Le 29 juillet 2014, M. [N] a été victime d'un accident du travail alors qu'il travaillait sur une rotative, sa main ayant été happée par les rouleaux de la machine.
Par requête déposée le 20 juillet 2016, M. [N] a saisi le tribunal du travail de Nouméa d'une demande en reconnaissance de la faute inexcusable de son employeur. La société QBE, assureur de l'employeur, est intervenue volontairement à l'instance.
Le 2 décembre 2016, le juge de la mise en état a ordonné une expertise médicale confiée au docteur [M] destinée à déterminer les conséquences médico-légales de l'accident. L'expert a déposé un rapport en date du 28 juillet 2017.
Selon jugement en date du 21 mars 2018, le tribunal du travail a notamment :
- dit que M. [N] avait été victime d'un accident de travail dû à la faute inexcusable de son employeur,
- ordonné la majoration de la rente au taux maximum,
- ordonné la réouverture des débats sur la liquidation du préjudice de M. [N].
Sur appel de l'employeur, cette cour, selon arrêt du 30 juillet 2020, a :
- confirmé le jugement entrepris en ce qu'il avait reconnu que l'accident du travail était dû à la faute inexcusable de l'employeur et ordonné la majoration de la rente à son taux maximum,
- condamné la société Pacifique rotative à verser à M. [N] une provision de
5 000 000 FCFP à valoir sur la réparation de ses préjudices,
- renvoyé les parties devant le tribunal du travail sur la liquidation des préjudices réparables.

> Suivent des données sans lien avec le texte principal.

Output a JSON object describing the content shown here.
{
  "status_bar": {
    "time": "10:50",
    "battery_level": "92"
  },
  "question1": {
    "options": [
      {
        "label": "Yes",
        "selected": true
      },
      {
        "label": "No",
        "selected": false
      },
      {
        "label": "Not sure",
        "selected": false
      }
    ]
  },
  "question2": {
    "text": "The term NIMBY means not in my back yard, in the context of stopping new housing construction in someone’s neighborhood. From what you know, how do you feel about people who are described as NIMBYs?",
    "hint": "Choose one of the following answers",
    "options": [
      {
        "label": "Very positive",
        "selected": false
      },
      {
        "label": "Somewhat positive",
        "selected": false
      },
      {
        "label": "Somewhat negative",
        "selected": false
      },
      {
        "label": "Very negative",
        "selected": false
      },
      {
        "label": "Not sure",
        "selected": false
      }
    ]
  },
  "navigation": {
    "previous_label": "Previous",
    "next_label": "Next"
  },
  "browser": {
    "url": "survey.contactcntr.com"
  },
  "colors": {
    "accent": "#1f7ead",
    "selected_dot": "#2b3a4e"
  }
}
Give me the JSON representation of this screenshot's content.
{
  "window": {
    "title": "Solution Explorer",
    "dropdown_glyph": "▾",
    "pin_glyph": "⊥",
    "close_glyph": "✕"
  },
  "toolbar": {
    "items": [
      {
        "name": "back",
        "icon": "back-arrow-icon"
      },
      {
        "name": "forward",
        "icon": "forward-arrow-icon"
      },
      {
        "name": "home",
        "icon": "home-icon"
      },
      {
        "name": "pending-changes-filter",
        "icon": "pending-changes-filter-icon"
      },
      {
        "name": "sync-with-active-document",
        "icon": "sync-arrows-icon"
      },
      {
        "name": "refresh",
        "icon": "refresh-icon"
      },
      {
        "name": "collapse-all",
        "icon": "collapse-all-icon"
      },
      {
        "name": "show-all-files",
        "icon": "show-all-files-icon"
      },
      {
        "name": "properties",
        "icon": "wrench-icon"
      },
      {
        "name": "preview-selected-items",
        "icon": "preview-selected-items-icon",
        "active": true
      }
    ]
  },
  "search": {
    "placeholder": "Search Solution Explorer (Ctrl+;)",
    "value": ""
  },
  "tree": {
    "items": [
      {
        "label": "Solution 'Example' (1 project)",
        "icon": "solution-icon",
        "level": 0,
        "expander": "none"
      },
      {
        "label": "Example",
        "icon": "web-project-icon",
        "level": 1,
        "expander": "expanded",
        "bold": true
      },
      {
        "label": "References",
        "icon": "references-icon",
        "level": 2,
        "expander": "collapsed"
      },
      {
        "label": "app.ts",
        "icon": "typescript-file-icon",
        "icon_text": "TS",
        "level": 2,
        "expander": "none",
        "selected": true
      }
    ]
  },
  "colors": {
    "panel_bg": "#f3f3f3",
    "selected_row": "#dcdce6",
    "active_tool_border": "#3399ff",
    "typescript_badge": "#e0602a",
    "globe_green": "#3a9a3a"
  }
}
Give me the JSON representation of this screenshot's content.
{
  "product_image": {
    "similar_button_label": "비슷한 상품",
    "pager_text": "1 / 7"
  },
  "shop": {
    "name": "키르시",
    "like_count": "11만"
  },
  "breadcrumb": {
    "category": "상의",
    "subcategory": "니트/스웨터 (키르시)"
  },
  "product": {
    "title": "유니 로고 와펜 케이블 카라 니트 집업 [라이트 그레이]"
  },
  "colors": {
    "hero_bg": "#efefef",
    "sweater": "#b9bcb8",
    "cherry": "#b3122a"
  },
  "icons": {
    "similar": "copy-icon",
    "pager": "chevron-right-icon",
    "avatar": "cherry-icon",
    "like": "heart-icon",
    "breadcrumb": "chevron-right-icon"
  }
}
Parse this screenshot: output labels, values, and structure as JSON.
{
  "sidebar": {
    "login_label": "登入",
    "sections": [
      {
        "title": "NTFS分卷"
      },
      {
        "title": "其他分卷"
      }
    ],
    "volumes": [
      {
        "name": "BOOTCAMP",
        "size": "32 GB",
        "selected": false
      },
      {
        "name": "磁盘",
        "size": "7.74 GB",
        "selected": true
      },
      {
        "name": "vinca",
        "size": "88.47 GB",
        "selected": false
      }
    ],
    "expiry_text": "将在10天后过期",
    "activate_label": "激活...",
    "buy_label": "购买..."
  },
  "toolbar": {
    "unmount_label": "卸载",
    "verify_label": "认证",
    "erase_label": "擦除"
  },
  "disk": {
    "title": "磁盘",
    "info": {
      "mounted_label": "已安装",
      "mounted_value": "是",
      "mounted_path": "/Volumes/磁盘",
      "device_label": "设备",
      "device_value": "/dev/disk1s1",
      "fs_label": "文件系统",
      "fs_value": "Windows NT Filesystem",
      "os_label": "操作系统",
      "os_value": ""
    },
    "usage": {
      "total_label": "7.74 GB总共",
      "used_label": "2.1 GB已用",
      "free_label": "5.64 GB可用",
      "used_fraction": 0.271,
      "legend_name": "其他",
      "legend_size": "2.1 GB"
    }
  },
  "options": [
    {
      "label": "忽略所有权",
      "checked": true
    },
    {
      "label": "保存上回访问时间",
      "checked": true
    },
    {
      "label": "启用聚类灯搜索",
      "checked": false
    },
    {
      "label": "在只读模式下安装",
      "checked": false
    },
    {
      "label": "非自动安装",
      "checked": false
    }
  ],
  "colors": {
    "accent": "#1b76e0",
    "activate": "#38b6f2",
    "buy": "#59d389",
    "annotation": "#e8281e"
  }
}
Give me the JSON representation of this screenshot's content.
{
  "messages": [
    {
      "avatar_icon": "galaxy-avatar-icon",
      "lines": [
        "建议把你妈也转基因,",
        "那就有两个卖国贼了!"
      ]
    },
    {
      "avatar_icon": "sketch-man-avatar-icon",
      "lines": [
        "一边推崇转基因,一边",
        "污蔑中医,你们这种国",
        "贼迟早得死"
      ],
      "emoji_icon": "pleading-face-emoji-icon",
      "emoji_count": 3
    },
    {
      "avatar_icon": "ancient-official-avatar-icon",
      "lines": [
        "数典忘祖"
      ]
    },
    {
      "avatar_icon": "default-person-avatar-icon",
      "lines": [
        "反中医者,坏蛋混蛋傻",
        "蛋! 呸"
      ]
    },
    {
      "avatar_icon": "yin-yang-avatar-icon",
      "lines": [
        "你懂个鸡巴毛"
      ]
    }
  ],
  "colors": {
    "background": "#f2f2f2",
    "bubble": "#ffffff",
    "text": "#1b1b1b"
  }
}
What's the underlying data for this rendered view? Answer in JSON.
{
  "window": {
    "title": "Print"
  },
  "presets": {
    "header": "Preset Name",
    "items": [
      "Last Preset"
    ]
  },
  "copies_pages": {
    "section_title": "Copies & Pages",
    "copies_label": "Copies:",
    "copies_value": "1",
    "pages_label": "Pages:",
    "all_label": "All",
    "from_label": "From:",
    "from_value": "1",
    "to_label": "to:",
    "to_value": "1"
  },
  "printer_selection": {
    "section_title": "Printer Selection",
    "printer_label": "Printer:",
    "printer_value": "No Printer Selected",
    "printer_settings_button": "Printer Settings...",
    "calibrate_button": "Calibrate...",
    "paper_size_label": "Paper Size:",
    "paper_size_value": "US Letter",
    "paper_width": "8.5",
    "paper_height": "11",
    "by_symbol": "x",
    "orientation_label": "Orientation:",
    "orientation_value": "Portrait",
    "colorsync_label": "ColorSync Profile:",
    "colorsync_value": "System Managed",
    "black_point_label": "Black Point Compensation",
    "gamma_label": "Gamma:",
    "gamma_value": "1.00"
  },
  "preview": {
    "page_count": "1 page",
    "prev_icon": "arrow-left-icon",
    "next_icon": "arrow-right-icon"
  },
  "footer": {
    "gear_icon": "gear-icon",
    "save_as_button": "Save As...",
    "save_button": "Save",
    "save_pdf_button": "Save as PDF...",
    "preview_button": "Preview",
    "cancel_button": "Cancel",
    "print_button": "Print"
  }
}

Le 12 février 2021, le juge des référés a désigné le docteur [C], psychiatre, aux fins de déterminer les conséquences des atteintes psychiques de l'accident. Cet expert a déposé un rapport daté du 5 juillet 2021.
Selon jugement du 26 avril 2021, le tribunal mixte de commerce de Nouméa a ouvert une procédure de sauvegarde judiciaire à l'égard de la société Pacifique rotative.
Selon jugement du 2 novembre 2022, ce même tribunal a arrêté le plan de sauvegarde présenté par la société Pacifique rotative.
Par jugement du 17 mars 2023, ce tribunal a prononcé la résolution du plan de sauvegarde et la liquidation judiciaire de la société Pacifique rotative et désigné la selarl Gastaud en qualité de mandataire liquidateur.
Par jugement en date du 29 août 2023, le tribunal du travail de Nouméa a :
- rejeté l'exception d'inopposabilité de la déclaration de créance soulevée par la société Pacifique rotative et la selarl Gastaud,
- déclaré recevable la demande de fixation de la créance de M. [N] au passif de la procédure de sauvegarde de la société Pacifique rotative,
- fixé la créance de M. [N] au passif de la procédure de sauvegarde de la société Pacifique rotative selon les montants suivants :
. 126 700 FCFP au titre du préjudice patrimonial
. 6 611 341 FCFP au titre du préjudice extra-patrimonial,
soit une créance d'un montant total de 6 738 041 FCFP,
- constaté qu'en exécution de l'arrêt du 30 juillet 2020, la société Pacifique rotative a versé à M. [N] une provision de 5 000 000 FCFP,
- fixé la créance de M. [N] au passif de la procédure de sauvegarde de la société Pacifique rotative à la somme de 1 738 041 FCFP,
- dit que la somme produira un intérêt au taux légal, avec capitalisation en vertu de l'article 1154 du code civil à compter « du jugement à venir s'agissant des créances indemnitaires » (sic),
- condamné la société Pacifique rotative à verser M. [N] la somme de 200 000 FCFP au titre de l'article 700 du code de procédure civile qu'il convient de fixer à titre de créance au passif de la procédure de sauvegarde de la société,
- débouté les parties du surplus de leurs demandes,
- ordonné l'exécution provisoire,
- condamné la société Pacifique rotative aux dépens.
Selon requête déposée le 25 septembre 2023, M. [N] a interjeté appel de cette décision en intimant la société Pacifique rotative, la selarl Gastaud, ès qualités de mandataire judiciaire de la société Pacifique rotative, la société CBF associés, ès qualités d'administrateur judiciaire, ainsi que la CAFAT. La selarl Gastaud, ès qualités, a formé un appel incident.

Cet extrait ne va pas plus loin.